I would observe that LCI is tilted towards deployment in "reverse" proxy caches, where PbCI seems a bit more suitable for forward proxies and browser caches.

The other question, of course, is whether any cache vendors (intermediary or browser) would implement. For experimentation purposes, it might be possible to shoehorn it into Squid in a similar manner to LCI was (i.e., with a helper process).

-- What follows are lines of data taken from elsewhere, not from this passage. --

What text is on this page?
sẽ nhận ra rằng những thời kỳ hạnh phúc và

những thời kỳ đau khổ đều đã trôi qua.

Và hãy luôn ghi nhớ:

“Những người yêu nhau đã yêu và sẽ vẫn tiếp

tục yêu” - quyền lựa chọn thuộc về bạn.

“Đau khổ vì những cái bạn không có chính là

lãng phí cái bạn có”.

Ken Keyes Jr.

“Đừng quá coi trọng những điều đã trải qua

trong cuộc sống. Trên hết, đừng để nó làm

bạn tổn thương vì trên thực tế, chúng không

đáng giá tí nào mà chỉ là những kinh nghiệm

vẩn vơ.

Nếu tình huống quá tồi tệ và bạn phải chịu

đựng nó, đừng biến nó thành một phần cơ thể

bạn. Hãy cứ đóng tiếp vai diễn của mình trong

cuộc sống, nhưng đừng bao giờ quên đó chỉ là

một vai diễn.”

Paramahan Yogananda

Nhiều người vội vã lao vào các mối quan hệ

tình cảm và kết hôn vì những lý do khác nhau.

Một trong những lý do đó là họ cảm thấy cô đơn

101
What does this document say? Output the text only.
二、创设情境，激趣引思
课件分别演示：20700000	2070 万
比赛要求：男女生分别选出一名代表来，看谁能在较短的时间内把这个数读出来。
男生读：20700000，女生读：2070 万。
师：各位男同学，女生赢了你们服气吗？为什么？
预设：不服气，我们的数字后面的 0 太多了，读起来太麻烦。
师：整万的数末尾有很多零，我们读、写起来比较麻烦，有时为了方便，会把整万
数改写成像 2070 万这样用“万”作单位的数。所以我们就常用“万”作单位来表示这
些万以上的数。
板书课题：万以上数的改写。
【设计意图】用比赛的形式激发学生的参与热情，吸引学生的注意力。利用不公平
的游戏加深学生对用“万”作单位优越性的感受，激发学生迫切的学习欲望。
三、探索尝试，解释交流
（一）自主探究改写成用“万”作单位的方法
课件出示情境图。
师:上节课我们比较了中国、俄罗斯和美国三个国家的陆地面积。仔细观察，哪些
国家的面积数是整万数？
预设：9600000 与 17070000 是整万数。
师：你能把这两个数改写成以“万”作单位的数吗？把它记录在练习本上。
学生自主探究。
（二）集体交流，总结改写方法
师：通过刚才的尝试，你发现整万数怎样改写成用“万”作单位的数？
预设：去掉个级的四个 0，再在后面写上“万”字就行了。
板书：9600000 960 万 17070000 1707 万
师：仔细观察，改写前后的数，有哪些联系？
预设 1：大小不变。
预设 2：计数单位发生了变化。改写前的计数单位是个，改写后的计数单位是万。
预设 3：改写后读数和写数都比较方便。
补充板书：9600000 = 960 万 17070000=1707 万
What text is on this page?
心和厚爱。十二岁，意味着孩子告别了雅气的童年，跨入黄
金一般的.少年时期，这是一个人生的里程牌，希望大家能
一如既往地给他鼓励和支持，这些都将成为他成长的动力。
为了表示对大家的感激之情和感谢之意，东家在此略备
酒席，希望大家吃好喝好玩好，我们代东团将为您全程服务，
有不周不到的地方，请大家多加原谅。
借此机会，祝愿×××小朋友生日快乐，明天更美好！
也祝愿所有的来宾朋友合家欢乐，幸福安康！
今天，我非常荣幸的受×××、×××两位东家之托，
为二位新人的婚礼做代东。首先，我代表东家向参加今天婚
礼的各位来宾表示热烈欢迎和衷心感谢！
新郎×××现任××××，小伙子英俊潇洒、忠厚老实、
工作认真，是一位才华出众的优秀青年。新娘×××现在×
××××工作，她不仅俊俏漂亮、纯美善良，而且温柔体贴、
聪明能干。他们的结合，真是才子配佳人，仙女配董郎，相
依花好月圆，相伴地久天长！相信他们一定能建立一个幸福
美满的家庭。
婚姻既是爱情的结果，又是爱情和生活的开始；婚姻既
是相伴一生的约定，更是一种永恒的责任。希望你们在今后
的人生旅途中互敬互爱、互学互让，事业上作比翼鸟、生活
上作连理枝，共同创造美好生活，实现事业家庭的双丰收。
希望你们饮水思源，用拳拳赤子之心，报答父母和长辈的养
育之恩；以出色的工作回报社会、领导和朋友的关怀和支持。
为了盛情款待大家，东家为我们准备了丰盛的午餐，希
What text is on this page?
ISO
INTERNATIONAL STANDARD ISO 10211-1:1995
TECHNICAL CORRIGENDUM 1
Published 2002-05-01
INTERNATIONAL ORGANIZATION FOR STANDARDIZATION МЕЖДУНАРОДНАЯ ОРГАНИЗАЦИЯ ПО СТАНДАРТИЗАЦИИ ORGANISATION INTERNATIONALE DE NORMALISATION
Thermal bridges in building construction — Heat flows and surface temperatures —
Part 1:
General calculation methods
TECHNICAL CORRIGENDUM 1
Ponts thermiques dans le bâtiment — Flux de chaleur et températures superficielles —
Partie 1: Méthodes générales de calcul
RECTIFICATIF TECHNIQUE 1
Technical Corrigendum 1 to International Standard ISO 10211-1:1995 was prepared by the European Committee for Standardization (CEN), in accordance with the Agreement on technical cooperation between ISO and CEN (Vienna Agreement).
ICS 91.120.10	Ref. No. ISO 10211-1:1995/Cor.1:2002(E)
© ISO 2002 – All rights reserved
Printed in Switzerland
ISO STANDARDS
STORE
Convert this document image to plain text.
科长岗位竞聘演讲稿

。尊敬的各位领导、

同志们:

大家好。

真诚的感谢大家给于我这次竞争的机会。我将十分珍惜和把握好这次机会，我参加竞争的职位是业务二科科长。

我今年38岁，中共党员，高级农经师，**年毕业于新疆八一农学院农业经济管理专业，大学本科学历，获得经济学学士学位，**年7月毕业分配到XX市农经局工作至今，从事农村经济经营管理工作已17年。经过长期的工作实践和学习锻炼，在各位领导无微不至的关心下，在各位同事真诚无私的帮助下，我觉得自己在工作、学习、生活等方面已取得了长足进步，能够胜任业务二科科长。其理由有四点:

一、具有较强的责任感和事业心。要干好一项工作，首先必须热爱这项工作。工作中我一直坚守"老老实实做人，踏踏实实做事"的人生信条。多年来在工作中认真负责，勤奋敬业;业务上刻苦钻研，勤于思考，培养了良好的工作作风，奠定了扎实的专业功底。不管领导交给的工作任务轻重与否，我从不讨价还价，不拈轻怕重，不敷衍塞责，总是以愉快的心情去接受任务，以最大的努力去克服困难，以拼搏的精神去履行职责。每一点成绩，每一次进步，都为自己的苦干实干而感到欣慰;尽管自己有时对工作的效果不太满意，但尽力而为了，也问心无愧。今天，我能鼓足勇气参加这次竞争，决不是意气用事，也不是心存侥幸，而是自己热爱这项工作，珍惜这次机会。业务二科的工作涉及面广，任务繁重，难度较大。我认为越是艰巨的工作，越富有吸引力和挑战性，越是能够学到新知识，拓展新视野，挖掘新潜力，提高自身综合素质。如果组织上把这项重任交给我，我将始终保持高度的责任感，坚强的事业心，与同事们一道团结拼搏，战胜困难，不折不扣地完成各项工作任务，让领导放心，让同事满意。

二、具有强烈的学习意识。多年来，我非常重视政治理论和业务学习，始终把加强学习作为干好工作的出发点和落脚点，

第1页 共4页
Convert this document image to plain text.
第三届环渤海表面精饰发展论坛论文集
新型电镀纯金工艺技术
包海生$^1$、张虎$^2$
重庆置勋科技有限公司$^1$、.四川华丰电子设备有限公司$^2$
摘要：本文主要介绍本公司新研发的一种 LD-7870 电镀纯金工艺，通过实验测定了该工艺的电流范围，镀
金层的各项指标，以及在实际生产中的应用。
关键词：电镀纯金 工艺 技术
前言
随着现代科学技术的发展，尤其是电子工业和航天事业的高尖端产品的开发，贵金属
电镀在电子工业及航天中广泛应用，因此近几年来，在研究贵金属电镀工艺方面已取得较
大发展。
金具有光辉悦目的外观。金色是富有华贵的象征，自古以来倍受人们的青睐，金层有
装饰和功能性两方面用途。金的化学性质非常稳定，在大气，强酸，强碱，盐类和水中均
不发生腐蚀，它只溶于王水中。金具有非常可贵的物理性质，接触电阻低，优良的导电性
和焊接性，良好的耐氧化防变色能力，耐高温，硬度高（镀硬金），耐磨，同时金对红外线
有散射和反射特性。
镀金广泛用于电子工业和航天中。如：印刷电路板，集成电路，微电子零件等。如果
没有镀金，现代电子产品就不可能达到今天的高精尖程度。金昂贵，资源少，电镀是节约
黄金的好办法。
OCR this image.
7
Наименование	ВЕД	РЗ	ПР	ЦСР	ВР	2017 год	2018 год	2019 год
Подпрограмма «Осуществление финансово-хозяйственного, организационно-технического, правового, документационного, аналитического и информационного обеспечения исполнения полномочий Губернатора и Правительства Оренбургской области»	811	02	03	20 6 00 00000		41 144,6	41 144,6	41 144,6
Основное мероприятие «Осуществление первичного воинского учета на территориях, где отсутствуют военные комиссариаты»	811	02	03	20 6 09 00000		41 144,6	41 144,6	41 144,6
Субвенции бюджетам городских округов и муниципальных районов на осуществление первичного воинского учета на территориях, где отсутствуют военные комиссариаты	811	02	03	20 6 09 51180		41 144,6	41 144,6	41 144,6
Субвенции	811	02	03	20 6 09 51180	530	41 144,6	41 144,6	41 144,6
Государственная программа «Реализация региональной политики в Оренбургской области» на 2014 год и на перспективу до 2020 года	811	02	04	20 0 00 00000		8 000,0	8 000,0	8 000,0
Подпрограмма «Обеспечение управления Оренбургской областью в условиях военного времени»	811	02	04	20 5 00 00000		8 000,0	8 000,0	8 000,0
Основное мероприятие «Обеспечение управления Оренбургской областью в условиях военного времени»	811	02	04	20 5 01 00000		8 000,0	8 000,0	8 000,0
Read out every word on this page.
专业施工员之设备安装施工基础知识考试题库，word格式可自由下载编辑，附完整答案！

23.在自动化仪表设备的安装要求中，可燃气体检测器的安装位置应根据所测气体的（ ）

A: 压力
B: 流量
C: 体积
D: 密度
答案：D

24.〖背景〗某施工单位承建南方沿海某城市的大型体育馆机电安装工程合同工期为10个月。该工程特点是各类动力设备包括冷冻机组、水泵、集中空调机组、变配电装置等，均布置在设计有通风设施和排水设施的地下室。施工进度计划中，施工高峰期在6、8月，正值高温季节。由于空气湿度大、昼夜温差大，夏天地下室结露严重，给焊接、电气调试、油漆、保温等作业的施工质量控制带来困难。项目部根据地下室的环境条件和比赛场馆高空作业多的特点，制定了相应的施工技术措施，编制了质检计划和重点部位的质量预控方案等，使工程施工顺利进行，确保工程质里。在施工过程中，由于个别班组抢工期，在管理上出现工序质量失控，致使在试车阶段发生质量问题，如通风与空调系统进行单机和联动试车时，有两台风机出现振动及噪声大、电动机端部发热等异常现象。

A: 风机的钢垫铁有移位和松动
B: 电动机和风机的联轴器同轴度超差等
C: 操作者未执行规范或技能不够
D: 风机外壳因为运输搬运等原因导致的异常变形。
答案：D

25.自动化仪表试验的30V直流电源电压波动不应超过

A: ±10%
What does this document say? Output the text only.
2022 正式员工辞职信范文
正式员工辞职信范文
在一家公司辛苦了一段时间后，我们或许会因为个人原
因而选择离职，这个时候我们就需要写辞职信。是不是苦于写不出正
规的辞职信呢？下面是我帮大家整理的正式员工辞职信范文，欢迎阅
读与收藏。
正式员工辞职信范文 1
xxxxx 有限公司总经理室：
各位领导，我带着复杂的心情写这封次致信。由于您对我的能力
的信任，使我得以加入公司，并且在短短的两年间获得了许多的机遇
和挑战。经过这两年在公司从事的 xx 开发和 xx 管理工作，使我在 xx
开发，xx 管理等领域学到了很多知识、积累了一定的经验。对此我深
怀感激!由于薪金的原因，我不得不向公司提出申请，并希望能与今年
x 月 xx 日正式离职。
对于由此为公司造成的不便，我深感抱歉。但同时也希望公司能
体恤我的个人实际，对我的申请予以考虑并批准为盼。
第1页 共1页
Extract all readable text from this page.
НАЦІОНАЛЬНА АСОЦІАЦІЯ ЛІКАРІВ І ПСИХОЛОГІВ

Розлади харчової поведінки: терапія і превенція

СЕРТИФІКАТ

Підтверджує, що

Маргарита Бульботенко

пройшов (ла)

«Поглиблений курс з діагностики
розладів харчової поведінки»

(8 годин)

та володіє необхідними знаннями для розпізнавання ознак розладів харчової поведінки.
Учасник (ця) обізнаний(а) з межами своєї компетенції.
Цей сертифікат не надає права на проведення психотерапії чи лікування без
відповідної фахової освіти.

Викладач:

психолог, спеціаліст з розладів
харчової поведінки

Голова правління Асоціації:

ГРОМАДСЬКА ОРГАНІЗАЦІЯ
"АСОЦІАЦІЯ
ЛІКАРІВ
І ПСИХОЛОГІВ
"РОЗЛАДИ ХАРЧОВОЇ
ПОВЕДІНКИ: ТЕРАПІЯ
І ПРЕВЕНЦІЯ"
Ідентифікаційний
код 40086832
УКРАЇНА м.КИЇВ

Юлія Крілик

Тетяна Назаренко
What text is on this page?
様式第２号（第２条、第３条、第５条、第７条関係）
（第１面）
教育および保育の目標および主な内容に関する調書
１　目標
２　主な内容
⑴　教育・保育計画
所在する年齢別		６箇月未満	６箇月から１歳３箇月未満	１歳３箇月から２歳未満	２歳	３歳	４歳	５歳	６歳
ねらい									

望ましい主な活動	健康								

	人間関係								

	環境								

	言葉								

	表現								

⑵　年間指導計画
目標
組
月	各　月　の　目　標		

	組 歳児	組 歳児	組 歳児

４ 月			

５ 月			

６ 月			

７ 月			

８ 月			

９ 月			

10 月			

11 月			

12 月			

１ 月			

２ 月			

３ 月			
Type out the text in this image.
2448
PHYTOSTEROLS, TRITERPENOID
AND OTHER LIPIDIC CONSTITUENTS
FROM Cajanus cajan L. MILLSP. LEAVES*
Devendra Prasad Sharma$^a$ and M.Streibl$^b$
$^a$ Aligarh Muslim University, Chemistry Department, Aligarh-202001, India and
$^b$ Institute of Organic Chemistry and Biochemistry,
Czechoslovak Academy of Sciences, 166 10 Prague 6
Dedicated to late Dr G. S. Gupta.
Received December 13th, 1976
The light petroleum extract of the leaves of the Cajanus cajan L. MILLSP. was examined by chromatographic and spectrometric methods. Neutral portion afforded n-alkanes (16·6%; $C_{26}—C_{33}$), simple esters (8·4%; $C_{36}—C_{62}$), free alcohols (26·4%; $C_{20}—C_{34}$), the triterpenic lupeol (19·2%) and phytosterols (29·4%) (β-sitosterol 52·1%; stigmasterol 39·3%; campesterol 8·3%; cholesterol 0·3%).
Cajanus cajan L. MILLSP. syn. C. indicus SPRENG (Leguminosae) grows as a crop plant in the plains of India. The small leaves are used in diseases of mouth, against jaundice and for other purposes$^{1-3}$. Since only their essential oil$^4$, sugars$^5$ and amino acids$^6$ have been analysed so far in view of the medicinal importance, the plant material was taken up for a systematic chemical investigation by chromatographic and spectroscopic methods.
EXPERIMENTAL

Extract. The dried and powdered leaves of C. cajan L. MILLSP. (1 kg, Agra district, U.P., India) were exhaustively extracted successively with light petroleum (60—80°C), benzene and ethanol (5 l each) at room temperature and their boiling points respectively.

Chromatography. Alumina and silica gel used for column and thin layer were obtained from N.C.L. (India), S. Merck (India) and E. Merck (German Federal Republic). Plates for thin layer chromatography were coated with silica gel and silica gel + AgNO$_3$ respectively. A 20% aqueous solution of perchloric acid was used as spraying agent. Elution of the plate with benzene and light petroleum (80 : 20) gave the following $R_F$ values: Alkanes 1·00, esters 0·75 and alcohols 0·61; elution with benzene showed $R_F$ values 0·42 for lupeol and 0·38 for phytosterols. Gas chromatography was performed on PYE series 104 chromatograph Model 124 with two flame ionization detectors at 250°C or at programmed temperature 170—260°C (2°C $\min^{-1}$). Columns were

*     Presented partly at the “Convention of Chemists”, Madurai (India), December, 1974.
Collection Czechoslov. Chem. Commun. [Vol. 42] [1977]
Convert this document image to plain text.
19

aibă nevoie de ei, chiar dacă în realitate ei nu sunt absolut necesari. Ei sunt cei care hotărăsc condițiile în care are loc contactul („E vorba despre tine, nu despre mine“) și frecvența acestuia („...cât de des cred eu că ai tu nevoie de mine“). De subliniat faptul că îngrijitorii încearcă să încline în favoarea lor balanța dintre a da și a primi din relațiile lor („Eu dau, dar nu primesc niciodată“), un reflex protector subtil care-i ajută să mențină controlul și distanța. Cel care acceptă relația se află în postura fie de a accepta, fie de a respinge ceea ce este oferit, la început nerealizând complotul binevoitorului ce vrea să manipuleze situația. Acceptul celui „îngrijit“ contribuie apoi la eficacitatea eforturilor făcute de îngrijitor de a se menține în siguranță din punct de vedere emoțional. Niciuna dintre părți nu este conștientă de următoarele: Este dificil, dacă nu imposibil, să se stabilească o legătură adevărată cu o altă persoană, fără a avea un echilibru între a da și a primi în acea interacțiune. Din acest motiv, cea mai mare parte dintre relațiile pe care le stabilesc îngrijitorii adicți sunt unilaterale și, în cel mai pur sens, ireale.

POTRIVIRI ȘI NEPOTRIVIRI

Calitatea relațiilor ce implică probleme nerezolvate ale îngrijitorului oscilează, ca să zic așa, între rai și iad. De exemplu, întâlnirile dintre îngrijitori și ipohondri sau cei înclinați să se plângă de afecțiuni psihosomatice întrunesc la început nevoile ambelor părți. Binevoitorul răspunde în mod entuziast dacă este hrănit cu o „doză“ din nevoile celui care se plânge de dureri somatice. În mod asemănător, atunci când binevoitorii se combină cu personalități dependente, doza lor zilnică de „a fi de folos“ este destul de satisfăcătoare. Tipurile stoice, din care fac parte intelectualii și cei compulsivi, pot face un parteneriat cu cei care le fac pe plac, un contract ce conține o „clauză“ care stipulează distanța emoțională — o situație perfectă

Bala/Craig, any thoughts? The draft under discussion is <http://tools.ietf.org/html/draft-nottingham-linked-cache-inv-00.html>.

Cheers,

On 28/05/2011, at 8:40 PM, Brian Pane wrote:

> What do you think about allowing the origin server (or an intermediate
> proxy, for that matter) to indicate a new Last-Modified timestamp for
> a related resource, rather than just indicating that any cached copy
> of the related resource should be considered invalid?
> 
> Here's the use case where I think a Last-Modified update would be useful:
> 
> Consider a website on which most HTML pages reference a stylesheet,
>    <link rel="stylesheet" href="/common.css">
> In common practice, common.css is with a large max-age value to
> encourage downstream caching.  Eventually a web developer will modify
> the document at the origin server, and it will become important that
> any client that subsequently requests any HTML resource from the site
> must also fetch the new version of the stylesheet.  A common solution
> for this is to add versioning information to the URI -- e.g.,
> /common.css?v=2 -- but that's a cumbersome technique for many reasons.
> 
> The linked cache invalidation isn't quite a match for this scenario.
> The server could send an inv-by the next time each client requests any
> HTML page,
>    Link: </common.css>; rel="inv-by"
> but that should only be sent once per client, so as to avoid
> invalidating the cache on every subsequent HTML resource request.  And
> in the general case it's impossible to keep track of what clients have
> already received the inv-by.
> 
> But what about the following variant?
>    Link: </common.css>; rel="last-mod"; value="[some valid HTTP-date]"
> Upon seeing that header in the response, the recipient (whether the
> origin client or an intermediate cache) could decide whether to
> invalidate its cached copy of /common.css based on the supplied
> last-mod timestamp.  It would be safe for the server to send that
> header to the same client (or intermediate cache) arbitrarily many
> times.
> 
> -Brian

--
Mark Nottingham   http://www.mnot.net/

Received on Tuesday, 31 May 2011 04:35:58 UTC